We've created tools that allow for an unprecedented level of informational control. And the people who are best at wielding them are not the benevolent giants of Silicon Valley, but the ruthless pragmatists in authoritarian capitals. We built the perfect digital panopticon, and then we handed the blueprints to the jailers. Our idealism about open source and free information? That ship sailed a long time ago. Now, it’s about control, plain and simple. We should have seen this coming. Many of us did. But the lure of innovation, the promise of the next big thing, it blinded us. And now, we’re left watching the fallout, wondering what kind of world we’ve actually wrought.
FAQ: The Hard Questions
"But surely Western democracies have safeguards against this kind of AI misuse?"
The Blunt Truth: Safeguards? We have suggestions. And committees. While democratic nations debate ethics, the despots are deploying. Our regulatory frameworks are always playing catch-up, always reactive. They're built on the assumption of good faith, a luxury not afforded in the real world.
- Quick Fact: Many Western-developed AI tools, especially for surveillance, are sold to authoritarian regimes by private contractors.
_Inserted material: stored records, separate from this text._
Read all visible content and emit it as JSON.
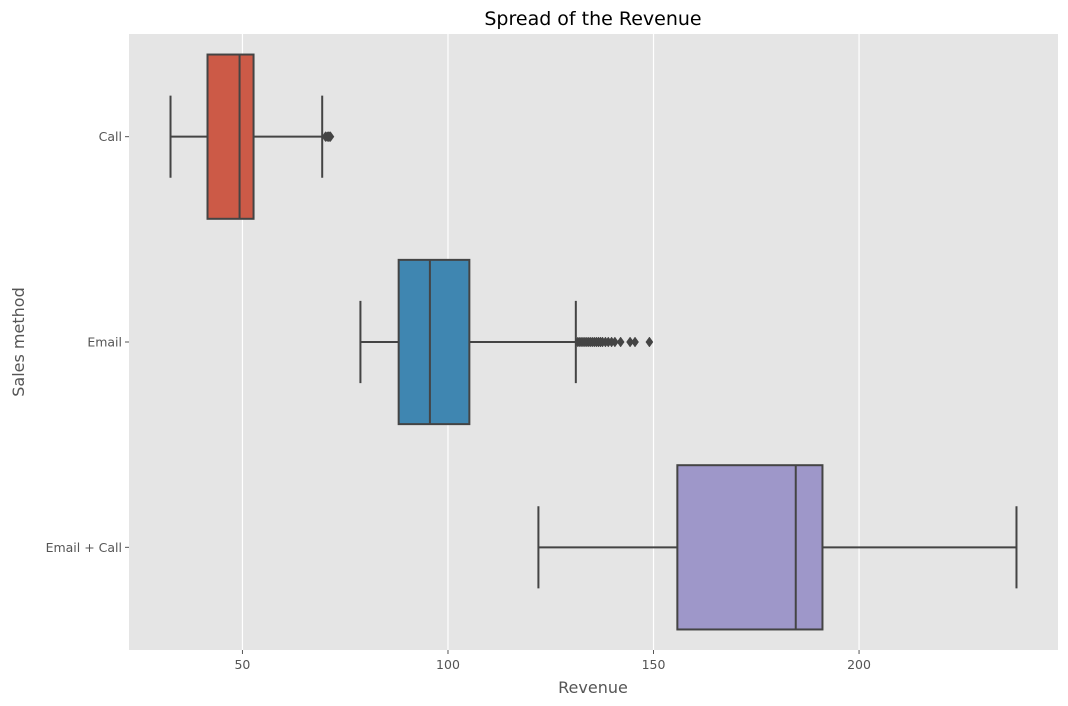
{
  "chart_data": {
    "type": "box",
    "orientation": "horizontal",
    "title": "Spread of the Revenue",
    "xlabel": "Revenue",
    "ylabel": "Sales method",
    "xlim": [
      22.4,
      248.4
    ],
    "xticks": [
      50,
      100,
      150,
      200
    ],
    "grid": true,
    "style": "ggplot",
    "colors": {
      "background": "#e5e5e5",
      "grid": "#ffffff",
      "box_edge": "#444444"
    },
    "categories": [
      "Call",
      "Email",
      "Email + Call"
    ],
    "series": [
      {
        "category": "Call",
        "color": "#cc5a47",
        "whisker_low": 32.5,
        "q1": 41.5,
        "median": 49.3,
        "q3": 52.7,
        "whisker_high": 69.4,
        "outliers": [
          70.2,
          70.6,
          70.9,
          71.1,
          71.4
        ]
      },
      {
        "category": "Email",
        "color": "#3f86b1",
        "whisker_low": 78.7,
        "q1": 88.0,
        "median": 95.6,
        "q3": 105.2,
        "whisker_high": 131.1,
        "outliers": [
          131.6,
          132.1,
          132.6,
          133.1,
          133.6,
          134.1,
          134.6,
          135.1,
          135.6,
          136.1,
          136.6,
          137.1,
          137.6,
          138.3,
          139.0,
          139.8,
          140.6,
          142.0,
          144.3,
          145.5,
          149.0
        ]
      },
      {
        "category": "Email + Call",
        "color": "#9e97c9",
        "whisker_low": 122.0,
        "q1": 155.8,
        "median": 184.6,
        "q3": 191.1,
        "whisker_high": 238.3,
        "outliers": []
      }
    ]
  }
}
- Red Flag: The speed of tech innovation far outstrips the speed of legislative action.
- Quick Fact: Political will to curb surveillance tech often crumbles in the face of perceived "national security" threats.
"Can't ethical AI researchers embed safeguards directly into the models?"
The Blunt Truth: You can try. But with open-source models and the ability to fine-tune, any "safeguard" can be reverse-engineered or simply removed. The code is out there. They'll just strip out your good intentions if it serves their purpose. It's an arms race where the moral side starts with a massive handicap.
- Quick Fact: Large language models are highly adaptable; fine-tuning can quickly change their behavior or ethical constraints.
- Red Flag: The concept of "ethical AI" often becomes a marketing buzzword rather than a deeply ingrained design principle.
- Quick Fact: Adversarial attacks can often bypass supposed safety mechanisms in AI systems.
"Is there any way to roll back these capabilities or prevent further misuse?"
The Blunt Truth: Roll back? The genie's out of the bottle, sealed with open-source licenses and global adoption. Prevention? Short of a global, enforced moratorium on certain types of AI research and deployment – which will never happen – we’re essentially playing whack-a-mole. The technology isn't going away. The best we can hope for is to empower the resistance, make the tools for freedom as powerful as the tools for oppression. A long shot, I know.
- Quick Fact: Key AI technologies, once developed, are incredibly difficult to contain or restrict globally.
- Red Flag: The profit motive ensures continuous development, regardless of ethical concerns.
- Quick Fact: True international cooperation on AI regulation is currently a pipe dream due to geopolitical tensions.
Parting Shot: In the next five years, expect the line between digital surveillance and physical control to blur entirely. Expect AI-powered propaganda to be indistinguishable from reality, making objective truth a relic. And expect the architects of this brave new world, both the despots and the Silicon Valley titans who sold them the rope, to continue reaping immense rewards while the rest of us grapple with the chains. We built a beautiful cage, didn't we? And now, the wardens are here.